Chicago Public Schools is encouraging schools to implement math camps this summer for rising third and fourth graders in addition to programs for students in middle and high school, a spokesman said. Fourth graders in the district saw a 10-point decrease on math NAEP scores. The loss was worse for eighth graders, who suffered a 12-point decline.
More than 73,000 of Chicago Public Schools’ 322,100 students engaged in at least one summer program last year. Math enrichment at the district includes the Summer of Algebra and Math Camp programs. A group of elementary schools also will host a Computer Science/Engineering Camp for students in kindergarten through fifth grade.
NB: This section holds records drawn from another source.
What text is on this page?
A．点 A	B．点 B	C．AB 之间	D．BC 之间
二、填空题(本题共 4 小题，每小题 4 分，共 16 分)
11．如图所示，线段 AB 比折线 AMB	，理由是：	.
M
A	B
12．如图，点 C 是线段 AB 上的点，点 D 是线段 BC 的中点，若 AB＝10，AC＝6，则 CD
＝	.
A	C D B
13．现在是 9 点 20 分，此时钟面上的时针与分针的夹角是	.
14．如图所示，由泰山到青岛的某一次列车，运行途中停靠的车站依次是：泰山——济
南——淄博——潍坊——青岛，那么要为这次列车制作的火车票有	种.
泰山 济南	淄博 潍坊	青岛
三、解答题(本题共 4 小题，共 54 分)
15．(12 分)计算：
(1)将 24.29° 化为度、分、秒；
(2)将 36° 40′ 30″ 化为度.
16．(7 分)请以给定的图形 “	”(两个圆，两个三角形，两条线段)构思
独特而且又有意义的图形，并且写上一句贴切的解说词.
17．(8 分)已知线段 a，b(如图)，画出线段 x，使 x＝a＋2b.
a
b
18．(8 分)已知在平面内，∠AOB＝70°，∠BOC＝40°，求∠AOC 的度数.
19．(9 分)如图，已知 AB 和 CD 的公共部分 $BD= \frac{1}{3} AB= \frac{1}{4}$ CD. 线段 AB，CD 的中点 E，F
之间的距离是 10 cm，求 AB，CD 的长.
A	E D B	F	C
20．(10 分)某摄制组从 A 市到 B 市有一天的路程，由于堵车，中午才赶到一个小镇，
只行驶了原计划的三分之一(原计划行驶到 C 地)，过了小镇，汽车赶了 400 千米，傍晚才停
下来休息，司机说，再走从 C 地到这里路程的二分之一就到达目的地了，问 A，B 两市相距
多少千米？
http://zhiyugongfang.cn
Despite the success of some programs, funding remains a concern: Canfora, of the Cleveland schools, said federal COVID relief funds likely will not be available for summer 2024. Her district is building next summer into this fiscal year’s general fund budget, which will be submitted to the school board this month.
Aaron Philip Dworkin, chief executive officer of the National Summer Learning Association, said districts should always work to establish and strengthen relationships with outside partners to build better programs and to secure funding so they are not as reliant on federal dollars.
“What do you do when the money runs out?” he asked. “We will figure it out. Everyone will contribute what they can and we will make it work.”